The marked boxes contain more expensive prizes than the one in box $2$.
## Constraints
* $3 \leq n \leq 200\,000$.
* The type of the prize in each box is between $1$ and $v$, inclusive.
* There is exactly one prize of type $1$.
* For all $2 \leq t \leq v$, if there are $k$ prizes of type $t-1$, there are *strictly* more than $k^2$ prizes of type $t$.
## Subtasks and scoring
In some test cases the behavior of the grader is adaptive.
This means that in these test cases the grader does not have a fixed sequence of prizes.
Instead, the answers given by the grader may depend on the questions asked by your solution.
It is guaranteed that the grader answers in such a way that after each answer there is at least one sequence of prizes consistent with all the answers given so far.
1. (20 points) There is exactly $1$ diamond and $n-1$ lollipops (hence, $v = 2$).
You can call the procedure `ask` at most $10\,000$ times.
1. (80 points) No additional constraints.
In subtask 2 you can obtain a partial score.
Let $q$ be the maximum number of calls to the procedure `ask` among all test cases in this subtask.

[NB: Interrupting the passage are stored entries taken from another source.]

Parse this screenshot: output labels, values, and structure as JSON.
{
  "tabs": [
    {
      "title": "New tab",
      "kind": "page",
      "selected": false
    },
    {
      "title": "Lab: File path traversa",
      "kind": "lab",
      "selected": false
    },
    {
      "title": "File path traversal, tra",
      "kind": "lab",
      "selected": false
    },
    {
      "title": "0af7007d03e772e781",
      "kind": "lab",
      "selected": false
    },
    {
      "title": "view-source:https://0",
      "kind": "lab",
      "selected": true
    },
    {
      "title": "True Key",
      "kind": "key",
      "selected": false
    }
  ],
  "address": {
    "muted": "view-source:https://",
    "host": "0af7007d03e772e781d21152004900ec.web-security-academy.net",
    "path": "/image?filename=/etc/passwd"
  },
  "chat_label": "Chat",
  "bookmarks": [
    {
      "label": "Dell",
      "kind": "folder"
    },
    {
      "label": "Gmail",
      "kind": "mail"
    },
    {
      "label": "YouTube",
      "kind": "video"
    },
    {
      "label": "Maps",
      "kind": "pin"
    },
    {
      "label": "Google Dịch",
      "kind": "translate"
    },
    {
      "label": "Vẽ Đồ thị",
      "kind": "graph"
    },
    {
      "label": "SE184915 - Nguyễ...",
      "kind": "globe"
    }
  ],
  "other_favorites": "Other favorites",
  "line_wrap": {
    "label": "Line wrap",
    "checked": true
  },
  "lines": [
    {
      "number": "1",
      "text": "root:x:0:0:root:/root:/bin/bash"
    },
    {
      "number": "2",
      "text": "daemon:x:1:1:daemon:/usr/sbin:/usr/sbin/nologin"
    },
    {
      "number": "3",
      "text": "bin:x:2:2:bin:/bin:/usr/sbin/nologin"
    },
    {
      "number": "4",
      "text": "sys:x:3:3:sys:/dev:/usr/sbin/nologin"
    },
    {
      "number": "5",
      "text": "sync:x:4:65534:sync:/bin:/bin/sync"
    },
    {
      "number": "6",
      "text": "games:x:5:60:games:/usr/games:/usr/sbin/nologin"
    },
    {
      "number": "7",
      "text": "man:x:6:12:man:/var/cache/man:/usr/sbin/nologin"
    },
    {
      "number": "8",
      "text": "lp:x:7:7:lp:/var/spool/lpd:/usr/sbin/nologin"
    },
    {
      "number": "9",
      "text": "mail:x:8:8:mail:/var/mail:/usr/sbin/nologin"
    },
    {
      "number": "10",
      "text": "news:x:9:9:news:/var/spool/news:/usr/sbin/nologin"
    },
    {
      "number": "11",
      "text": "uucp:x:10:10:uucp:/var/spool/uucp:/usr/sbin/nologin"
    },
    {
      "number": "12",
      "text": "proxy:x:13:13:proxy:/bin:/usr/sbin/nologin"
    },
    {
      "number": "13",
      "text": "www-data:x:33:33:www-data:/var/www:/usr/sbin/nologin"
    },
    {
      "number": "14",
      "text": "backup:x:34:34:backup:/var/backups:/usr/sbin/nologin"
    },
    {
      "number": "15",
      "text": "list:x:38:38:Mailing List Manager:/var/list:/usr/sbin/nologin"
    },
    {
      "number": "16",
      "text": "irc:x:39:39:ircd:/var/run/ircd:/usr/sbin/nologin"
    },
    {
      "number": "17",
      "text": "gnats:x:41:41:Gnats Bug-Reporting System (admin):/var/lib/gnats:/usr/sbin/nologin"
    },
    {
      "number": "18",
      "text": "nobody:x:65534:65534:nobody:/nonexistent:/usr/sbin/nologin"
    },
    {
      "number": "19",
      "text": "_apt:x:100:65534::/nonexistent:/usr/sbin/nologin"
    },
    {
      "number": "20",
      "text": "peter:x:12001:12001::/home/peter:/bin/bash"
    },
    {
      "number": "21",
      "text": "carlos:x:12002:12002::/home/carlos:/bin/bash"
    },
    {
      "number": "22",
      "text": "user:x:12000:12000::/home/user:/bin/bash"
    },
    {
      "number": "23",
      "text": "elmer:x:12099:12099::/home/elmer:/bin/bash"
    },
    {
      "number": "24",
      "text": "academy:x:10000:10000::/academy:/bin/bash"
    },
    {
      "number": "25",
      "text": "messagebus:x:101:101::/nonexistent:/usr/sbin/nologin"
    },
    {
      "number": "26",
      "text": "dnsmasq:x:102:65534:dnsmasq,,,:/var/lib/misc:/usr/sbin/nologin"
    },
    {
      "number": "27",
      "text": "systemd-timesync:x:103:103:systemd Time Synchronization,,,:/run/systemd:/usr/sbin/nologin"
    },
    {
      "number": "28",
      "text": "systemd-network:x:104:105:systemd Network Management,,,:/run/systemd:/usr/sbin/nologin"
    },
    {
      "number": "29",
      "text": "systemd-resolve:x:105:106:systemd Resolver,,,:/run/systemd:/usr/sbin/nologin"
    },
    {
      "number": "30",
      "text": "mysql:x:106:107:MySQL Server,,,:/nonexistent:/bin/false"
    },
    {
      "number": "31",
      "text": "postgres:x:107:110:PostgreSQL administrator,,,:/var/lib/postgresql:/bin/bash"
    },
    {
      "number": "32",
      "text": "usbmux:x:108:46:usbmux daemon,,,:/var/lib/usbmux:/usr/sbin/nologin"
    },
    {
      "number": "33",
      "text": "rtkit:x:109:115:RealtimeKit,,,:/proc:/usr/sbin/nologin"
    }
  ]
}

Then, your score for this subtask is calculated according to the following table:
Questions | Score
--- | ---
$10\,000 < q$ | $0$ (reported in CMS as 'Wrong Answer')
$6000 < q \leq 10\,000$ | $70$
$5000 < q \leq 6000$ | $80 - (q-5000)/100$
$q \leq 5000$ | $80$
## Sample grader
The sample grader is not adaptive.
Instead, it just reads and uses a fixed array $p$ of prize types. For all $0 \leq b \leq n-1$, the type of the prize in box $b$ is given as $p[b]$.
The sample grader expects input in the following format:
- line $1$: $\;\; n$
- line $2$: $\;\; p[0] \;\; p[1] \; \ldots \; p[n-1]$
The sample grader prints a single line containing the return value of `find_best` and the number of calls to the procedure `ask`.